The state plants browns in Auburn Hills / Rochester Hills on the Clinton. Auburn Hills stocks rainbows for the fishing derby. No Auburn Hills derby this year


----------



## TroutFishingBear (Aug 31, 2007)

Too bad kearsley creek is closed; I was all excited by the post and planned to give it a go sat/sun since I will be staying in Flint only 20-25ish mi from the areas they stock...oh well. Let em grow!


----------



## tincanary (Jul 23, 2018)

This makes me wonder if the DNR will stock the Paint again this coming spring. Those stocked this month should grow up over the winter and make for some decent fishing next spring.


----------



## detroitjim (May 9, 2016)

tincanary said:


> This makes me wonder if the DNR will stock the Paint again this coming spring. Those stocked this month should grow up over the winter and make for some decent fishing next spring.

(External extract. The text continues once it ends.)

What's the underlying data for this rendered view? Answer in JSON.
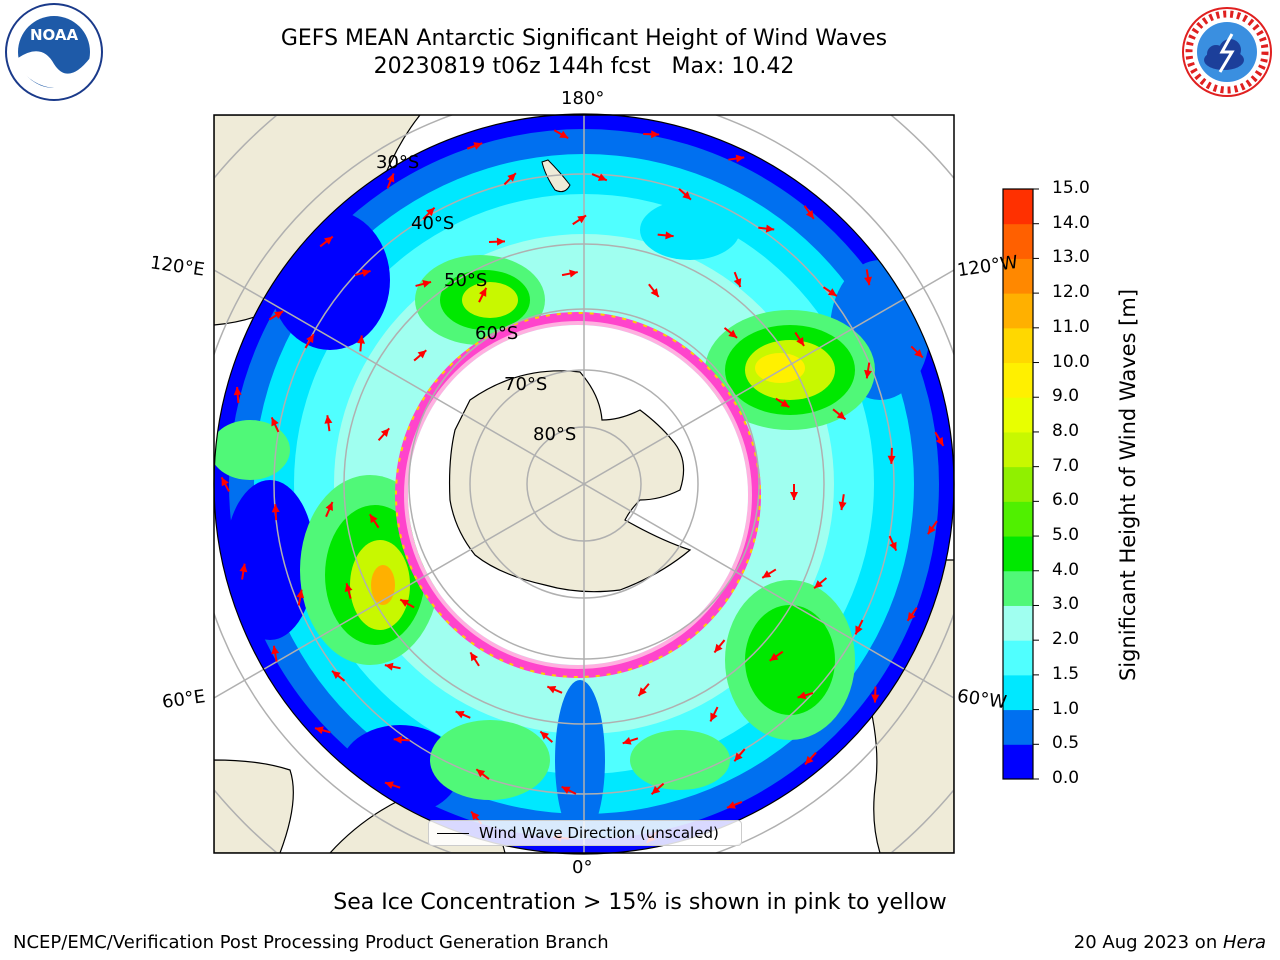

I have to believe that normal planting schedules will resume next year.
I'm not certain but, it seems reasonable that survival rates for these fall plants will be greater, since their average size is 2 and in some cases 3 inches larger than those stocked in spring.


----------



## tincanary (Jul 23, 2018)

I see they stocked the Clinton but no specifics on location. Which parts are typically stocked? Auburn Hills and Rochester?


----------



## fisheater (Nov 14, 2010)

Adams Road and Crooks Rd where the Clinton crosses. These are browns, and they can be found from where I-75 crosses the river all the way down to the dam at Yates.
Most of the browns (and rainbows) I have cleaned out of the Clinton had crayfish in their bellies.


----------